The tax code says that in a year for which you are required to take an RMD, the first amounts distributed are RMD. Because an Roth conversion is a special type of distribution and rollover, and an RMD is not eligible for rollover, the RMD must be satisfied before doing any conversion.
If you to the Roth conversion first, an amount that is ineligible for conversion (because it is RMD despite your desire for it not to be) is deposited into the Roth IRA and becomes an ordinary Roth IRA contribution, not a conversion. If that ordinary Roth IRA contribution exceeds the maximum that you are permitted to contribute for the year, you have an excess contribution to the Roth IRA.
Even if you were permitted to do a Roth conversion before taking the RMD, the only case I can think of where if might be beneficial to do that is if the year is the first year for which you are required to take an RMD and you wanted to delay the RMD income to the following year by taking that distribution in that following year by April 1.
re statement above : "...For the same reason, you must withdraw your RMD first so you can pay tax on it, before you can convert any of the pre-tax IRA to a Roth IRA. .."
Do not understand.
If I do Roth conversion on Monday and then RMD on Friday, there is ZERO tax difference than if I did RMD on Monday and then Roth on Friday.
Right?
@user17582967402 wrote:
re statement above : "...For the same reason, you must withdraw your RMD first so you can pay tax on it, before you can convert any of the pre-tax IRA to a Roth IRA. .."
Do not understand.
If I do Roth conversion on Monday and then RMD on Friday, there is ZERO tax difference than if I did RMD on Monday and then Roth on Friday.
Right?
No. It is technically incorrect, as explained by @dmertz . By operation of law, taking money out of the IRA on Monday is automatically the RMD, and thus not eligible for rollover (assuming you have not withdrawn any other funds earlier in the year).
You might not get caught, but it is technically incorrect, and if there is an audit, you can be assessed whatever penalties and taxes apply.
As Opus 17 and I explained, under the tax code there is a taxable difference. If the purported Roth conversion occurred first, the amount converted up to the amount of the RMD would constitute a failed conversion. Reporting that portion on your tax return as a completed conversion would mean that you were filing inaccurate tax return (only making it seem like there is no taxable difference). The RMDs for all of your traditional IRAs must be satisfied before doing Roth conversions of any other amounts from your traditional IRAs.
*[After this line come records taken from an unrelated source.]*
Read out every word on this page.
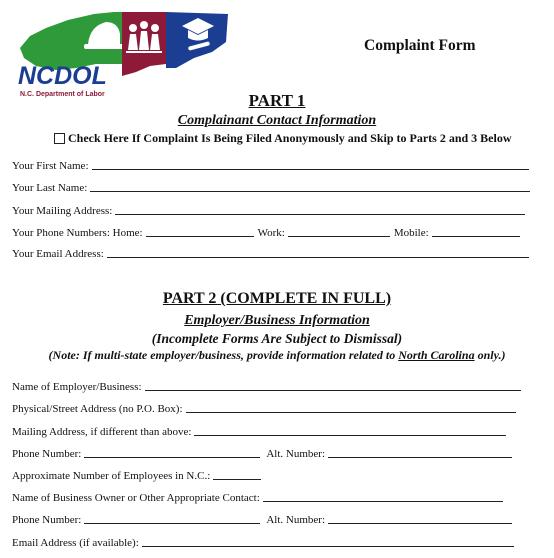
NCDOL
N.C. Department of Labor
Complaint Form
PART 1
Complainant Contact Information
Check Here If Complaint Is Being Filed Anonymously and Skip to Parts 2 and 3 Below
Your First Name:
Your Last Name:
Your Mailing Address:
Your Phone Numbers: Home:	Work:	Mobile:
Your Email Address:
PART 2 (COMPLETE IN FULL)
Employer/Business Information
(Incomplete Forms Are Subject to Dismissal)
(Note: If multi-state employer/business, provide information related to North Carolina only.)
Name of Employer/Business:
Physical/Street Address (no P.O. Box):
Mailing Address, if different than above:
Phone Number:	Alt. Number:
Approximate Number of Employees in N.C.:
Name of Business Owner or Other Appropriate Contact:
Phone Number:	Alt. Number:
Email Address (if available):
That answer makes no sense. When you do a conversion from a traditional IRA to a Roth, you pay tax on the amount converted. It should make no difference what the reason to do the conversion is, whether it is to accomplish an RMD or simply to move the money from one account to the other. Either way, you must pay the tax on the converted amount. Obviously, IRS just wants to prevent a Roth conversion from being used to satisfy the RMD, even though from a tax collection perspective it would make absolutely no difference. The IRS does not want its forced distributions going into a Roth, solely to prevent money from moving from a traditional IRA into a Roth. This contradicts express statutory public policy. I am not aware of any statutory basis for this. It is simply made up IRS tax policy to discourage Roth investments and to maximize tax collections, which actually is not the lawful statutory mission of the IRS. The IRS's directive is simply to collect fully and fairly taxes due, not to make up non-statutory rules and regulations that contradict statutory intent solely to maximize tax collections.
@user17717088430 wrote:
That answer makes no sense. When you do a conversion from a traditional IRA to a Roth, you pay tax on the amount converted. It should make no difference what the reason to do the conversion is, whether it is to accomplish an RMD or simply to move the money from one account to the other.
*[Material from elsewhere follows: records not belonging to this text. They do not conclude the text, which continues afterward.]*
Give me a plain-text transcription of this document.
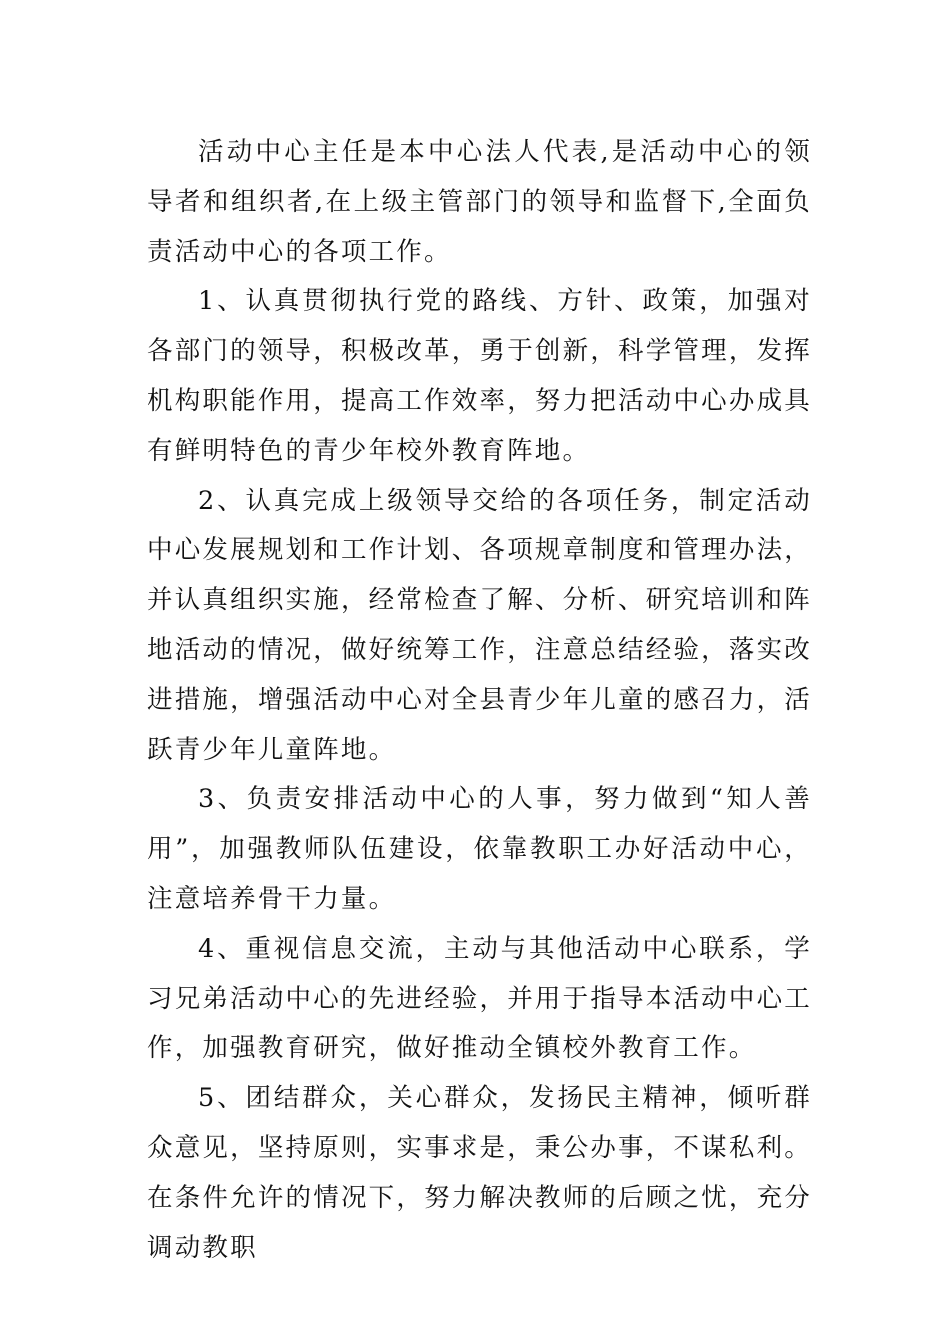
活动中心主任是本中心法人代表,是活动中心的领导者和组织者,在上级主管部门的领导和监督下,全面负责活动中心的各项工作。

1、认真贯彻执行党的路线、方针、政策，加强对各部门的领导，积极改革，勇于创新，科学管理，发挥机构职能作用，提高工作效率，努力把活动中心办成具有鲜明特色的青少年校外教育阵地。

2、认真完成上级领导交给的各项任务，制定活动中心发展规划和工作计划、各项规章制度和管理办法，并认真组织实施，经常检查了解、分析、研究培训和阵地活动的情况，做好统筹工作，注意总结经验，落实改进措施，增强活动中心对全县青少年儿童的感召力，活跃青少年儿童阵地。

3、负责安排活动中心的人事，努力做到“知人善用”，加强教师队伍建设，依靠教职工办好活动中心，注意培养骨干力量。

4、重视信息交流，主动与其他活动中心联系，学习兄弟活动中心的先进经验，并用于指导本活动中心工作，加强教育研究，做好推动全镇校外教育工作。

5、团结群众，关心群众，发扬民主精神，倾听群众意见，坚持原则，实事求是，秉公办事，不谋私利。在条件允许的情况下，努力解决教师的后顾之忧，充分调动教职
You are missing the entire point of the RMD. You can't keep retirement money in a tax-advantaged account forever. You are supposed to withdraw it and spend it. Essentially, the tax deferral has a built-in expiration date.
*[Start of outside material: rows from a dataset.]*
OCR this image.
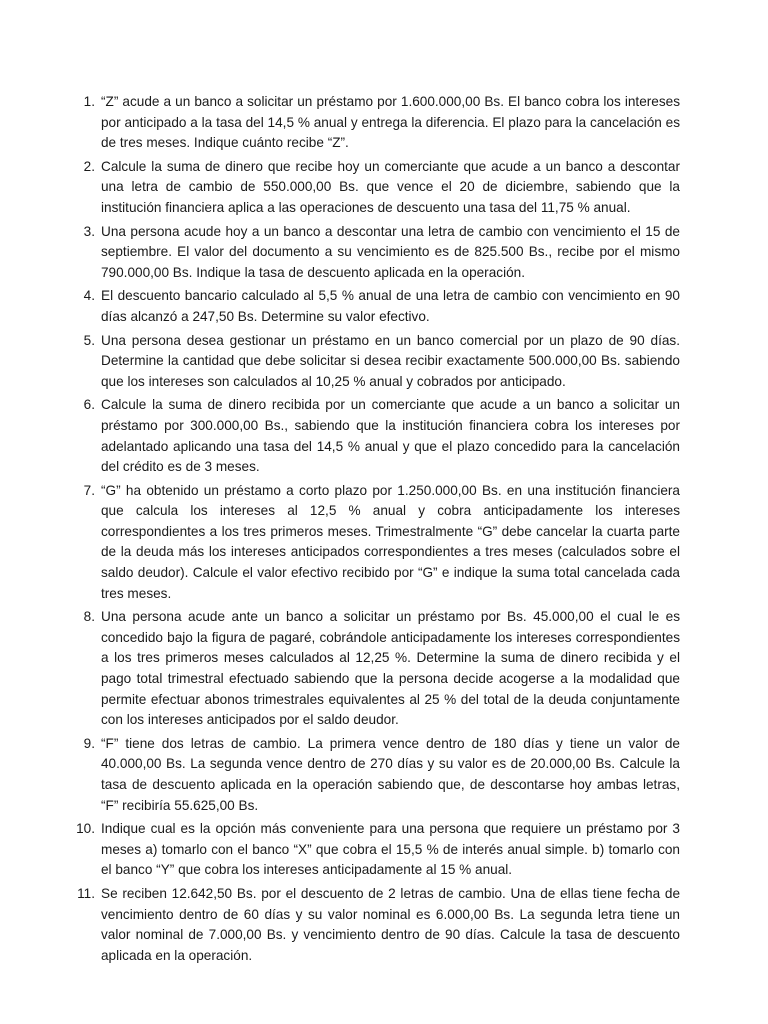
1. “Z” acude a un banco a solicitar un préstamo por 1.600.000,00 Bs. El banco cobra los intereses por anticipado a la tasa del 14,5 % anual y entrega la diferencia. El plazo para la cancelación es de tres meses. Indique cuánto recibe “Z”.
2. Calcule la suma de dinero que recibe hoy un comerciante que acude a un banco a descontar una letra de cambio de 550.000,00 Bs. que vence el 20 de diciembre, sabiendo que la institución financiera aplica a las operaciones de descuento una tasa del 11,75 % anual.
3. Una persona acude hoy a un banco a descontar una letra de cambio con vencimiento el 15 de septiembre. El valor del documento a su vencimiento es de 825.500 Bs., recibe por el mismo 790.000,00 Bs. Indique la tasa de descuento aplicada en la operación.
4. El descuento bancario calculado al 5,5 % anual de una letra de cambio con vencimiento en 90 días alcanzó a 247,50 Bs. Determine su valor efectivo.
5. Una persona desea gestionar un préstamo en un banco comercial por un plazo de 90 días. Determine la cantidad que debe solicitar si desea recibir exactamente 500.000,00 Bs. sabiendo que los intereses son calculados al 10,25 % anual y cobrados por anticipado.
6. Calcule la suma de dinero recibida por un comerciante que acude a un banco a solicitar un préstamo por 300.000,00 Bs., sabiendo que la institución financiera cobra los intereses por adelantado aplicando una tasa del 14,5 % anual y que el plazo concedido para la cancelación del crédito es de 3 meses.
7. “G” ha obtenido un préstamo a corto plazo por 1.250.000,00 Bs. en una institución financiera que calcula los intereses al 12,5 % anual y cobra anticipadamente los intereses correspondientes a los tres primeros meses. Trimestralmente “G” debe cancelar la cuarta parte de la deuda más los intereses anticipados correspondientes a tres meses (calculados sobre el saldo deudor). Calcule el valor efectivo recibido por “G” e indique la suma total cancelada cada tres meses.
8. Una persona acude ante un banco a solicitar un préstamo por Bs. 45.000,00 el cual le es concedido bajo la figura de pagaré, cobrándole anticipadamente los intereses correspondientes a los tres primeros meses calculados al 12,25 %. Determine la suma de dinero recibida y el pago total trimestral efectuado sabiendo que la persona decide acogerse a la modalidad que permite efectuar abonos trimestrales equivalentes al 25 % del total de la deuda conjuntamente con los intereses anticipados por el saldo deudor.
9. “F” tiene dos letras de cambio. La primera vence dentro de 180 días y tiene un valor de 40.000,00 Bs. La segunda vence dentro de 270 días y su valor es de 20.000,00 Bs. Calcule la tasa de descuento aplicada en la operación sabiendo que, de descontarse hoy ambas letras, “F” recibiría 55.625,00 Bs.
10. Indique cual es la opción más conveniente para una persona que requiere un préstamo por 3 meses a) tomarlo con el banco “X” que cobra el 15,5 % de interés anual simple. b) tomarlo con el banco “Y” que cobra los intereses anticipadamente al 15 % anual.
11. Se reciben 12.642,50 Bs. por el descuento de 2 letras de cambio. Una de ellas tiene fecha de vencimiento dentro de 60 días y su valor nominal es 6.000,00 Bs. La segunda letra tiene un valor nominal de 7.000,00 Bs. y vencimiento dentro de 90 días. Calcule la tasa de descuento aplicada en la operación.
As a result, one of the things you can't do with your RMD is to move it into a different tax-deferred account. Even though you are taking a distribution and paying the income tax, you are moving it into a Roth account, which is another form of tax deferral. You can't do that. You have to withdraw your RMD, pay tax on it, and either spend it or invest it in a traditional taxable invest. After you have taken the RMD, you can think about moving additional funds from one tax-deferred account to another.
Anyway, it doesn't matter whether you like it or not. That's how the law and regulations are written. Period.
"That answer makes no sense."
Sensible or not, it's the law.
I did not say it was not the IRS's position on it's regulations and rules. I said it is inconsistent with the public policy of the Tax Code as adopted by Congress. Nevertheless that is another nonsensical answer because that wasn't the explanation the post offered. The post attempted to justify the IRS's position by suggesting that a traditional IRA conversion to a Roth by means of an RMD would somehow avoid taxes. That is completely false. If you want to say that's the way it is because the IRS says so, fine. But don't make inaccurate statements about the IRS's justification.
"The post attempted to justify the IRS's position by suggesting that a traditional IRA conversion to a Roth by means of an RMD would somehow avoid taxes."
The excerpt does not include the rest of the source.